Minimum and maximum values in database: 5.83e-10 1/s, 997.0 1/s
# Plot all enzyme optimal temperature values in the database
BRENDA_TO = np.array([v for r in brenda.reactions 
                       for v in r.temperature.filter_by_condition(
                           'optimum').get_values()])
values = BRENDA_TO[(BRENDA_TO >= 0)]
plt.hist(values)
plt.title(f'Median Optimum Temperature: {np.median(values)}')
plt.xlabel('TO (${}^oC$)')
plt.show()
print(f'Minimum and maximum values in database: {values.min()} °C, {values.max()} °C')

png

Minimum and maximum values in database: 0.0 °C, 125.0 °C

We see that the median optimal temperature for all enzymes in the BRENDA database is 37 °C! That's interesting... perhaps all organisms have agreed to prefer that temperature over other ones... or, more likely, it could be that BRENDA database is biased towards mammals and microorganisms that live within mammals... such as human pathogens.
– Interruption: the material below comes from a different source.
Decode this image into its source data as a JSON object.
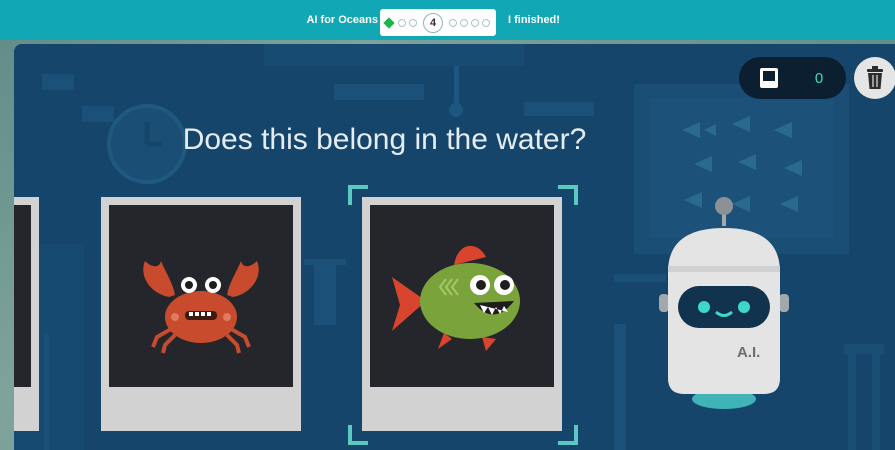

Let's filter results for a particular species, let's try with a hyperthermophylic baterial genus, Thermotoga

# Plot all enzyme optimal temperature values in the database
species = 'Thermotoga'
BRENDA_TO = np.array([v for r in brenda.reactions.filter_by_organism(species)
                       for v in r.temperature.filter_by_condition('optimum').filter_by_organism(species).get_values()])
values = BRENDA_TO[(BRENDA_TO >= 0)]
plt.hist(values)
plt.title(f'Median Optimum Temperature: {np.median(values)}')
plt.xlabel('TO (${}^oC$)')
plt.show()
print(f'Minimum and maximum values in database: {values.min()} °C, {values.max()} °C')

png

Minimum and maximum values in database: 20.0 °C, 105.0 °C

We can see that the median optimal temperature among all enzymes in the genus, 80°C, is much higher than in the case of the entire database. That's consistent with the fact that Thermotoga are hyperthermophylic... alright!

2. Extracting data for Pyruvate kinase

# We can retrieve an enzyme entry by its EC number like this
r = brenda.reactions.get_by_id('2.7.1.40')
r
Enzyme identifier2.7.1.40
NamePyruvate kinase
Systematic nameATP:pyruvate 2-O-phosphotransferase
Reaction typePhospho group transfer
ReactionATP + pyruvate <=> ADP + phosphoenolpyruvate
# Here are all the KM values for phosphoenolpyruvate associated with this enzyme class
compound = 'phosphoenolpyruvate'
kms = r.KMvalues.filter_by_compound(compound).get_values()
plt.hist(kms)
plt.xlabel('KM (mM)')
plt.title(f'{r.name} ({compound})')
plt.show()

png

# Here are all the KM values for phosphoenolpyruvate associated with this enzyme class
compound = 'phosphoenolpyruvate'
KMs = r.KMvalues.filter_by_compound(compound).get_values()
plt.hist(KMs)
plt.xlabel('KM (mM)')
plt.title(f'{r.name} ({compound})')
plt.show()

png

# And further filtered by organism
r.KMvalues.filter_by_organism('Bos taurus').filter_by_compound('phosphoenolpyruvate').get_values()
[0.051500000000000004, 0.18]
# Here are all the Kcat values for phosphoenolpyruvate associated with this enzyme class
compound = 'phosphoenolpyruvate'
kcats = r.Kcatvalues.filter_by_compound(compound).get_values()
plt.hist(kcats)
plt.xlabel('Kcat ($s^{-1}$)')
plt.title(f'{r.name} ({compound})')
plt.show()

png

3 Finding all KM values for a given substrate and organism

Next, we will retrieve KM values associated to a particular substrate for all enzymes in a given species. Will t he KM values distribute around a narrow or wider concentration range? Since substrate concentration in cytoplasma is the same for all enzymes it makes sense that all cytoplasmi enzymes utilizing that substrate have similar KM values. Let's test this idea with Escherichia coli and some common substrates participating in the central carbon metabolism.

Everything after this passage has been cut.